The Snickers bar became a payday instead.
"I'm thinking later on, when we found out we won, that this guy who jumped in front of me could have been the one with the winning ticket," Barth said. "It just goes to show _ you never know."
On Friday night, Barth's co-worker Gabrielle Mahar, 29, of Colonie, learned that she and her fellow IT workers at the state Division of Housing and Community Renewal had hit the jackpot when she saw the winning numbers scroll across her TV screen during the late-night news.
"I looked at my photocopy of the ticket, then rechecked it and rechecked it and rechecked it," she said. "I just couldn't believe it was real."
After calling her mother and her best friend, Mahar called her boss, Kristin Baldwin of Clifton Park, and left a message on her answering machine saying they had won.

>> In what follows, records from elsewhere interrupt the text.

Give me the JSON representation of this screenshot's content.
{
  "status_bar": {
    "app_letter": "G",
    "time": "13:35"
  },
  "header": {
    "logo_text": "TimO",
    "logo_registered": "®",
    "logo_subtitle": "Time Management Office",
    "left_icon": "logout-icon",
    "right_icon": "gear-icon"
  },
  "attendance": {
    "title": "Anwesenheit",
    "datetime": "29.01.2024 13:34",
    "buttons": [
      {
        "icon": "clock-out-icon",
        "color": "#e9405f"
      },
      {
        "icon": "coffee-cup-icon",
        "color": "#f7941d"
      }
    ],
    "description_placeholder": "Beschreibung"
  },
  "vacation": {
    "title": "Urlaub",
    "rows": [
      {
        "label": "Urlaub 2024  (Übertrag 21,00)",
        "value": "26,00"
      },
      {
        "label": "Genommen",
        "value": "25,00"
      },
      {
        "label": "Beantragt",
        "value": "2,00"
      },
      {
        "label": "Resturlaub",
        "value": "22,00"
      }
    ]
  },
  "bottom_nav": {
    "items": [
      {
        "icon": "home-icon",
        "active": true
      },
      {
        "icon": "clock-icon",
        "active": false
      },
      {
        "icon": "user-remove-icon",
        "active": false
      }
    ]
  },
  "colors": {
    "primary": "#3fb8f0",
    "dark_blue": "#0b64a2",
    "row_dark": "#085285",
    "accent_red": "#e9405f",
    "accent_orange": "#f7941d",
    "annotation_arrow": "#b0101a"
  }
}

Baldwin, 42, said she got up and listened to her answering machine around midnight. "I was numb. In total disbelief," Baldwin said. "I'm really not prepared for it. It's a wonderful thing, but it's so much to sort out and deal with."
Several of the winners thought it was going to be bad news from work when the phone rang Saturday morning.
Tracy Sussman, 41, of Colonie, said she took the good news call after initially thinking, "What's wrong now?"
"When Gabrielle called me at 6:45, I was still in bed," said Leon Peck, 62, of Johnstown in Fulton County. "I said, 'What's the problem?' She said, 'We hit the Mega.' I thought I was still dreaming."
Kutey went to the office to retrieve the ticket from Barth's desk.
"I didn't know where to put it," he said. "I had a bucket of rock salt and a 5-gallon bucket of bird food in the garage. I thought the rock salt, it might eat the ink off the ticket. So I put the ticket in the bird food and hid it in the basement."
The winners said they haven't decided whether to quit working or exactly how to use their new-found wealth.
"I really don't know what I'll do," Baldwin said. "It hasn't even been a week yet. It hasn't really hit me."
"I just want a dishwasher," Mahar said.